Querubín: Uno De Los Ángeles Más Cercanos Al Trono De Dios

Un querubín es uno de los seres sobrenaturales que asisten directamente a Dios de acuerdo a las religiones brahmánicas. En la jerarquía angelical judía, querubines tienen la novena fila (segunda más baja) en Maimónides ‘Mishne Tora (siglo 12), y el tercer rango en cabalística trabaja como Beritmenuja (siglo 14). De Coelesti Hierarchia los coloca en el rango más alto junto con Serafines y Tronos

Querubín

Sus piernas eran rectas, las plantas de sus pies como las pezuñas de un toro, brillando como latón pulido. La tradición posterior les atribuye una variedad de apariencias físicas. Alguna literatura midrashic temprana los concibe como no corpóreos.

En la tradición cristiana occidental, los querubines se han asociado con laputto (derivado de Cupido, Eros clásico), que da lugar a representaciones de querubines como niños pequeños, rechonchos y alados.
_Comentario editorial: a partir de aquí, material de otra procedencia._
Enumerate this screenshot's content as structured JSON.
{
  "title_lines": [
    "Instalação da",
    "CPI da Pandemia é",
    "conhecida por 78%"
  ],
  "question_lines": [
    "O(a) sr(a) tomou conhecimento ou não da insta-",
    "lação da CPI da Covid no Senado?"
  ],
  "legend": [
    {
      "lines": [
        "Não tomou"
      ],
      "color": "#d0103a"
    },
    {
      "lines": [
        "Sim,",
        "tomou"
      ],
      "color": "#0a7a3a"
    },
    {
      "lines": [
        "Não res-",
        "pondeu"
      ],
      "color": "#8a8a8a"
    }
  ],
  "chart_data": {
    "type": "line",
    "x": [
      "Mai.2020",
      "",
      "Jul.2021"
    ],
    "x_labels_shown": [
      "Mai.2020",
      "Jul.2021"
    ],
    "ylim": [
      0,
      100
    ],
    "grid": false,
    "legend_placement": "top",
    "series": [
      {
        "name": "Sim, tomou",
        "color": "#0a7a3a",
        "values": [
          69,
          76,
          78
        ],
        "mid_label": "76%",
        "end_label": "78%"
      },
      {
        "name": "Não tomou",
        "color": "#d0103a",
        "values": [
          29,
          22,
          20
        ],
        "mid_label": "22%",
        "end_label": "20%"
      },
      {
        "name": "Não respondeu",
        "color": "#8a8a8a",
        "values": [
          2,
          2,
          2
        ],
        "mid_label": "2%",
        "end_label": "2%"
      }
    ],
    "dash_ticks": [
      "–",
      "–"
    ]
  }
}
En el Islam, los querubines son los ángeles más cercanos a Dios. Joseph von Hammer-Purgstall señaló a Ru como uno de los más nobles entre los querubines. Otros son los Portadores del Trono o los arcángeles. En el ismailismo, hay siete querubines, comparables a los Siete Arcángeles.

A través de la influencia de la Septuaginta, “querubines” se usó en versiones anteriores en inglés, también como singular, por lo tanto, el plural se hizo para sonar “querubines”. La etimología de la palabra no puede ser determinada.

1.  La Biblia Hebrea

Los querubines son la criatura celestial más frecuente en la Biblia hebrea, con la palabra hebrea que aparece 91 veces. A pesar de estas muchas referencias, el papel de los querubines nunca se aclara explícitamente. Si bien la tradición hebrea debe haber concebido a los querubines como guardianes del Jardín del Edén (en los que guardan el camino hacia el Árbol de la vida), a menudo se los describe como que desempeñan otros roles; por ejemplo, en el libro de Ezequiel , transportan el trono de Yahweh

2.  En el Cristianismo

Querubín de la época barroca de la iglesia de Scharten, Alta Austria, Altar de la Crucifixión Los querubines son considerados en la angelología cristiana tradicional como ángeles del segundo orden más alto de la jerarquía celestial multiplicada por nueve. De CoelestiHierarchia (ca. siglo 5) los enumera junto a Seraphim y Thrones. En el arte occidental, querubines se asoció con el angelote y el Greco – Romano dios Cupido / eros, con representaciones como niños pequeños, gordos y con alas.

Las representaciones artísticas de los querubines en el arte de los cristianos primitivos y bizantinos a veces divergían de las descripciones de las escrituras. La representación más antigua conocida de los querubines tetramorfos es el mosaico del ábside de los siglos V-VI que se encuentra en la iglesia tesalónica de Hosios David.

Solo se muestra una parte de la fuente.